Crash Into Me

Roger Ebert loves Crash and he makes it clear why. It’s a modern day Dickens novel unwrapping in a movie. It’s generated letters to him from sincere people who say the movie made them think. It has the power to change our perceptions and make the world a better place.
And all those reasons above are why Crash makes me puke. It tries to be Dickens, but even in a Dickens novel you had a backbone. The story may have weaved in and out of various aspects of society and involved some deus ex machina coincidences, but they were centered around a main character or around a narrator that could see the forest for the trees.
Crash is a periphery without a center, all moth and no flame. It doesn’t provide perspective on events but rather a sort of omniscence that makes every character almost the same weight in terms of empathy. In other words, we understand everyone and no one in this film. Everyone is motivated to survive, and racism is just a tool for survival. It’s almost like watching the Discovery channel and hearing “from the dawn of time, man has invented fire, the wheel, the alphabet, and racism.”
But what about those lovely people writing about how the film is making them consider their bigotry? Well, I can’t argue against that per se as there are genuine people who don’t face other ethnicity or races on a daily basis and racism is something so ingrained it takes effort to think about it. I don’t begrudge them this film.
What I do begrudge however is Ebert using them to say that a film is good. I couldn’t care less if Ebert’s readers wrote him about how wonderful a film he recommended to them made them better people. That may well serve his ego, but it has little to do with filmmaking. And it points to one of the worst offenses in film critique: letting the tail wag the dog. It’s hard for me to believe that Ebert isn’t swayed by his readership to give gushingly positive reviews to movies that he feels they can use to better society. It is sanctimonious, and it has nothing to do with film. It more resembles politics, where they use a poll to determine what the public wants and then play to their base.
But for the sake of argument let’s say that Crash should be considered a good, even great, film for getting its viewers to identify the green little racist demons inside themselves, it would still be bad. Why? Because Crash ironically is not a film against racism.
I know this is shocking to some of you who considered Crash to be a standard “racism is bad” liberal-guilt jerk off. But the way I see it, Crash says something subtlely different. It says “racism makes the world go ’round.” It says “racism is a fact of life and can even be useful.” It says “we must learn to co-exist with racism and channel it into our lives.” Throughout the film, our characters go from being racistor to being the racistee and back again.
The one moment that most people say was powerful is when Matt Dillon’s racist cop saves Thandie Newton’s rich black girl who was molested by said cop. The problem with this moment though is indicative of what’s wrong with the film. Dillon’s act of rescue doesn’t really redeem him in any way, but just is part of his job. In other words, there are moments that require him to turn off his racism and during those moments he can be a perfect gentleman.
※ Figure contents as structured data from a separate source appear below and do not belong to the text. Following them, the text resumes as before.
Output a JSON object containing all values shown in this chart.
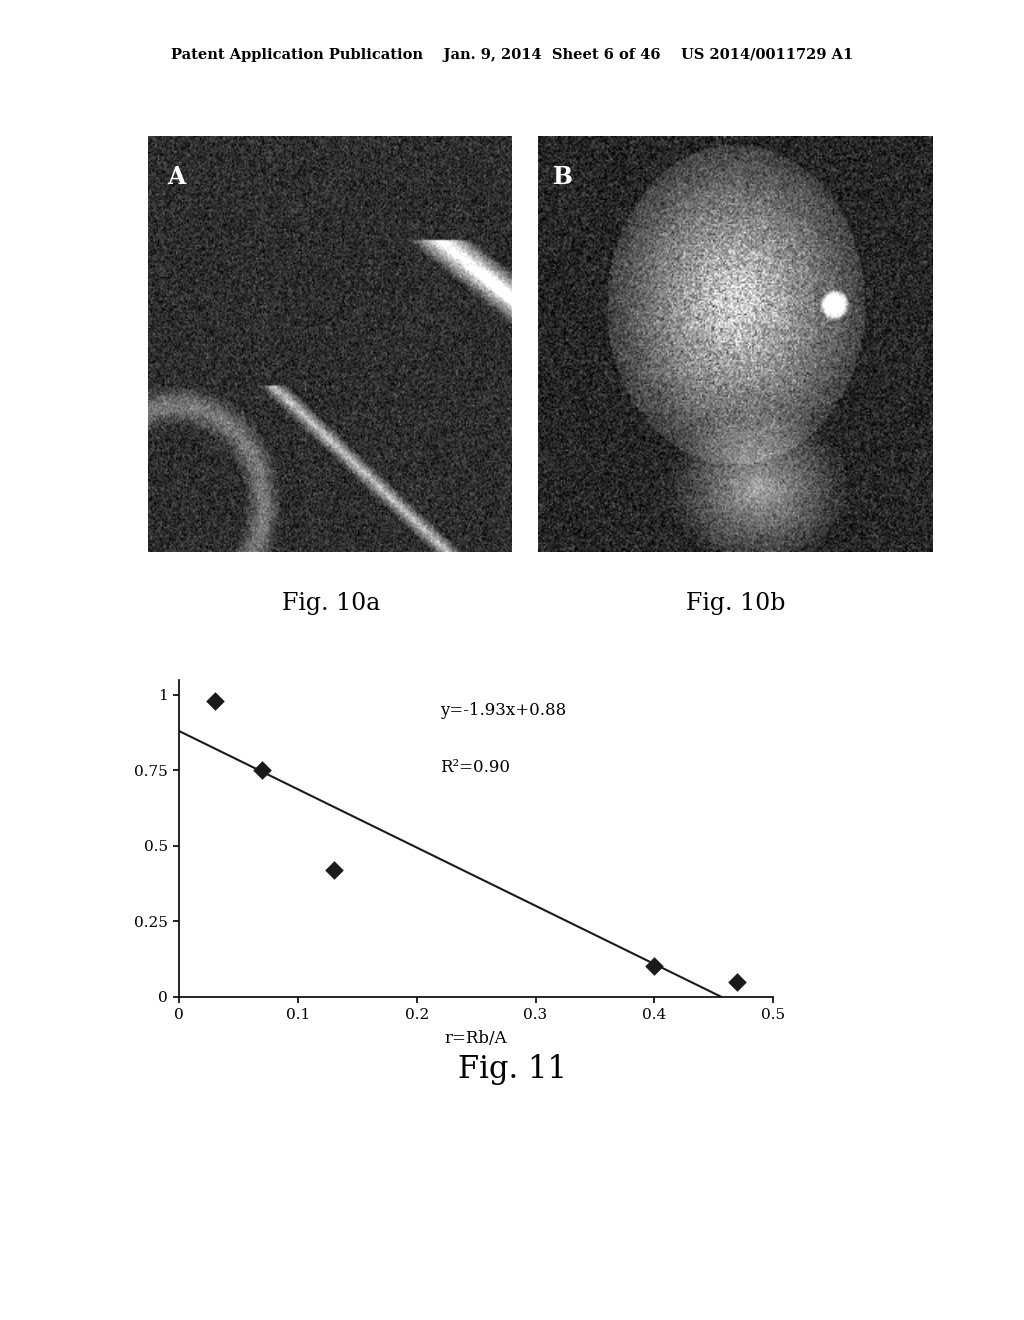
{
  "header_text": "Patent Application Publication    Jan. 9, 2014  Sheet 6 of 46    US 2014/0011729 A1",
  "fig10a_label": "Fig. 10a",
  "fig10b_label": "Fig. 10b",
  "fig11_label": "Fig. 11",
  "scatter_x": [
    0.03,
    0.07,
    0.13,
    0.4,
    0.47
  ],
  "scatter_y": [
    0.98,
    0.75,
    0.42,
    0.1,
    0.05
  ],
  "line_x": [
    0.0,
    0.456
  ],
  "line_slope": -1.93,
  "line_intercept": 0.88,
  "equation_text": "y=-1.93x+0.88",
  "r2_text": "R²=0.90",
  "xlabel": "r=Rb/A",
  "xlim": [
    0,
    0.5
  ],
  "ylim": [
    0,
    1.05
  ],
  "yticks": [
    0,
    0.25,
    0.5,
    0.75,
    1
  ],
  "xticks": [
    0,
    0.1,
    0.2,
    0.3,
    0.4,
    0.5
  ],
  "marker_color": "#1a1a1a",
  "line_color": "#1a1a1a",
  "background_color": "#ffffff",
  "label_A": "A",
  "label_B": "B"
}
Why? Because racism in an emergency situation like that isn’t practical, not because he renounced racism. This one act doesn’t really forgive him of his past crimes in anyway. In fact, since he must rescue Newton as she helplessly sits in an overturned vehicle, Dillon still is exercising his power over her, except it helps her too. The fact that it is filmed and edited together so orgasmically (the slow-mo explosion is ejaculatory) makes it still feel sexualized. And after the amazing rescue, Dillon’s character walks away from the scene and is done…never to really ponder himself what the hell happened.
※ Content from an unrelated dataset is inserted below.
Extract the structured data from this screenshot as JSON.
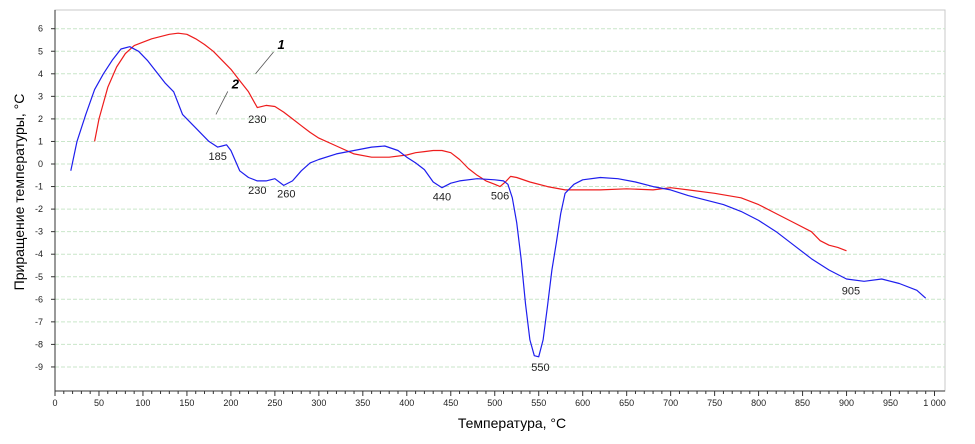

There may be something I’m missing and I hope someone can set me straight if this is true. But the fact is if I wrote Ebert a letter about Crash, it would read something like this:
“Dear Roger, Crash is a film about my hometown of Los Angeles. I both love and hate it here, but everyday racism is not one of my problems. I am Chinese-American mind you and get treated a certain way based on the way I look. But the film Crash fails to mention the difficulties that my fellow Asian Americans face (the Asian people in Crash are shown to be immigrants and not assimilated). In addition, the film made me angry. Not at myself though, but at the filmmaker Paul Haggis. He has crafted a film that has unfortunately helped generate the perception that racism is a healthy mode of thinking. He doesn’t argue for civility, but rather that people express their racism openly so as to clear the air. After all, if you are racist, isn’t it just cowardly if you don’t act on it? In short, Crash made me want to beat up some immigrants.”
March 17th, 2006 at 5:10 am
I’ve been reading your thoughts on Crash and I don’t fully agree with them. I think the few scenes with Asian Americans were the most insightful of the superficial racist movie. The scene where an Asian American is selling Asian immigrants to another Asian man, speaks of the tension not only between Asians and non, but within the Asian community. Can a person say Asian enough times in one sentence? I thought the whole movie was superficial and lacking meaning. It should have just stuck to one story line and looked deeper into its racial roots.